STÉPHANE BERN CROQUE LE GRATIN
Esprit Grand Siècle
Qu’est-ce que l’esprit
Grand Siècle aujourd’hui? C’est la question que se posent chaque année
les membres du Jury du Prix Grand-Siècle LaurentPerrier créé en 1965
par Bernard de Nonancourt. Depuis quarante-quatre ans, le Prix Grand
Siècle baptisé du nom de la cuvée de la maison (et doté de trente mille
euros) récompense des personnalités exemplaires dans leur domaine et
qui rayonnent à travers le monde. Pour l’édition 2008, les vingt
membres du jury – parmi lesquels Hélène Carrère d’ Encausse, Anny
Duperey, Didier Van Cauwelaert, Florian Zeller, Jean-Michel Wilmotte,
Françoise Chandernagor, Franz-Olivier Giesbert – n’ont pas eu loin à
chercher. Ils ont voulu honorer la présidente sortante du jury, Jeanne
Moreau. Lors d’une soirée la semaine dernière au pavillon d’

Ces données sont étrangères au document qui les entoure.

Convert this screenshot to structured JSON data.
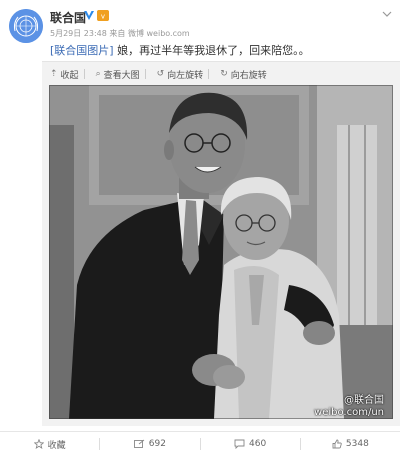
{
  "post": {
    "username": "联合国",
    "timestamp": "5月29日 23:48",
    "source_prefix": "来自",
    "source": "微博 weibo.com",
    "text_tag": "[联合国图片]",
    "text_body": "娘，再过半年等我退休了，回来陪您。。"
  },
  "toolbar": {
    "collapse": "收起",
    "view_large": "查看大图",
    "rotate_left": "向左旋转",
    "rotate_right": "向右旋转"
  },
  "watermark": {
    "line1": "@联合国",
    "line2": "weibo.com/un"
  },
  "footer": {
    "favorite": "收藏",
    "repost_count": "692",
    "comment_count": "460",
    "like_count": "5348"
  },
  "icons": {
    "toolbar_collapse": "arrow-up-icon",
    "toolbar_view": "magnifier-icon",
    "toolbar_rotate_left": "rotate-left-icon",
    "toolbar_rotate_right": "rotate-right-icon",
    "footer_favorite": "star-icon",
    "footer_repost": "repost-icon",
    "footer_comment": "comment-icon",
    "footer_like": "thumbs-up-icon"
  },
  "colors": {
    "link": "#3b6bb5",
    "verified": "#2d8ae8",
    "vip": "#f0a020"
  }
}
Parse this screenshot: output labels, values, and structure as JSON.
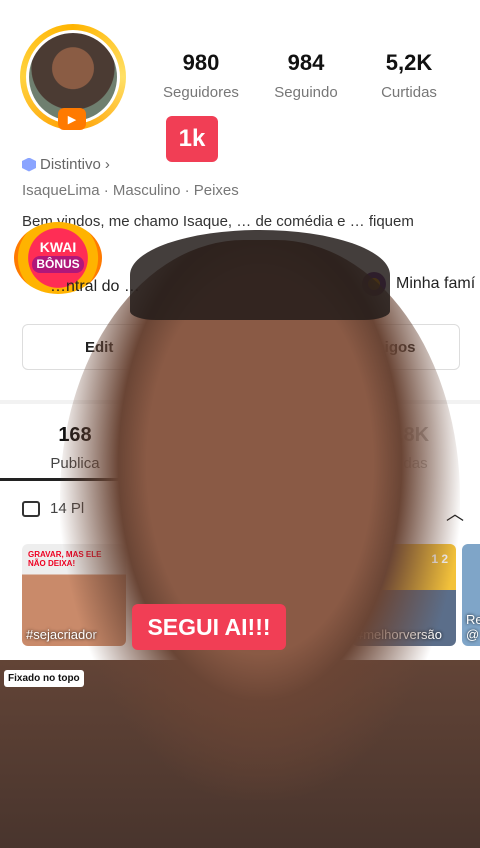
{
  "profile": {
    "stats": [
      {
        "value": "980",
        "label": "Seguidores"
      },
      {
        "value": "984",
        "label": "Seguindo"
      },
      {
        "value": "5,2K",
        "label": "Curtidas"
      }
    ],
    "followers_badge": "1k",
    "distintivo_label": "Distintivo",
    "tags": "IsaqueLima · Masculino · Peixes",
    "bio": "Bem vindos, me chamo Isaque, … de comédia e … fiquem a vont",
    "kwai_bonus": {
      "line1": "KWAI",
      "line2": "BÔNUS"
    },
    "central_label": "…ntral do …",
    "family_label": "Minha famí",
    "edit_button": "Edit",
    "friends_button": "amigos"
  },
  "tabs": [
    {
      "count": "168",
      "label": "Publica"
    },
    {
      "count": "2,8K",
      "label": "…das"
    }
  ],
  "playlist": {
    "label": "14 Pl"
  },
  "thumbnails": [
    {
      "caption": "#sejacriador",
      "overlay": "GRAVAR, MAS ELE NÃO DEIXA!"
    },
    {
      "caption": "#melhorversão",
      "overlay": "1   2"
    },
    {
      "caption": "Re @"
    }
  ],
  "pinned_label": "Fixado no topo",
  "overlay_caption": "SEGUI AI!!!",
  "colors": {
    "accent": "#f13e55",
    "gold": "#ffb400"
  }
}
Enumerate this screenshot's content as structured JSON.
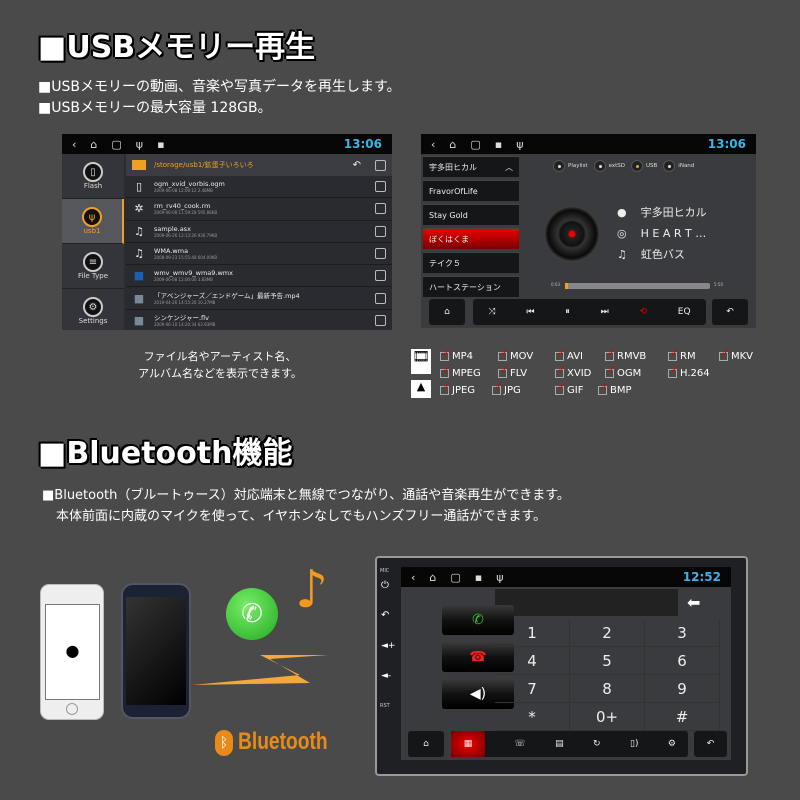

Armenonville, s’est déroulée la remise du Prix Grand Siècle dont
l’objectif est de «ressusciter l’esprit festif et munificent de la cour
du Roi-Soleil». Robes du soir, smoking de rigueur, service à la
française sur musique de Lully entrecoupée des chansons de Jeanne
Moreau, voilà pour le décor. Les listes d’invités ont visiblement été
rajeunies
même si la chanson
J’ai la mémoire qui flanche
nous ferait presque regretter les dinosaures
d’autrefois.
Mais attention, l’esprit Grand Siècle n’est pas le «m’-astu- vu» bling bling, ni l’indécent
étalage
mercantile des soirées commerciales.
La soirée a gardé le parfum désuet qui fait son charme.
D’ailleurs, quelle assemblée peut aujourd’hui supporter vingt minutes
d’hommage rendu par Jérôme Clément à la divine Jeanne Moreau sans
prétexter une cigarette à fumer dehors? Silence religieux dans les
rangs où se mélangeaient le Prix Goncourt Atiq Rahimi, la princesse
Chantal de France, Nana Mouskouri, le prince Laurent de Belgique et les
cinéastes Pierre Schoendorffer et François Ozon tandis que Dominique
Besnehard avait abandonné sa Ségolène pour jouer les chevaliers
servants de la récipiendaire. Tout se passa bien jusqu’à ce que l’on
perçoive un rien d’agacement chez la grande dame iconoclaste, non
qu’elle boudât son bonheur de succéder à Lord Mountbatten,
Rostropovitch, Lino Ventura, Jean Marais, Charles Trenet, ou Simone
Veil, mais elle ne s’attendait pas à ce que la nouvelle présidente du
jury, Claudie Haigneré, rajoute un couplet sur ses mérites. Chacun
supposa qu’à force d’avoir fréquenté les étoiles, les retrouvailles de
l’astronaute avec cette star du cinéma laissaient supposer qu’elle
n’était pas redescendue sur terre. A moins que ce ne fût le champagne!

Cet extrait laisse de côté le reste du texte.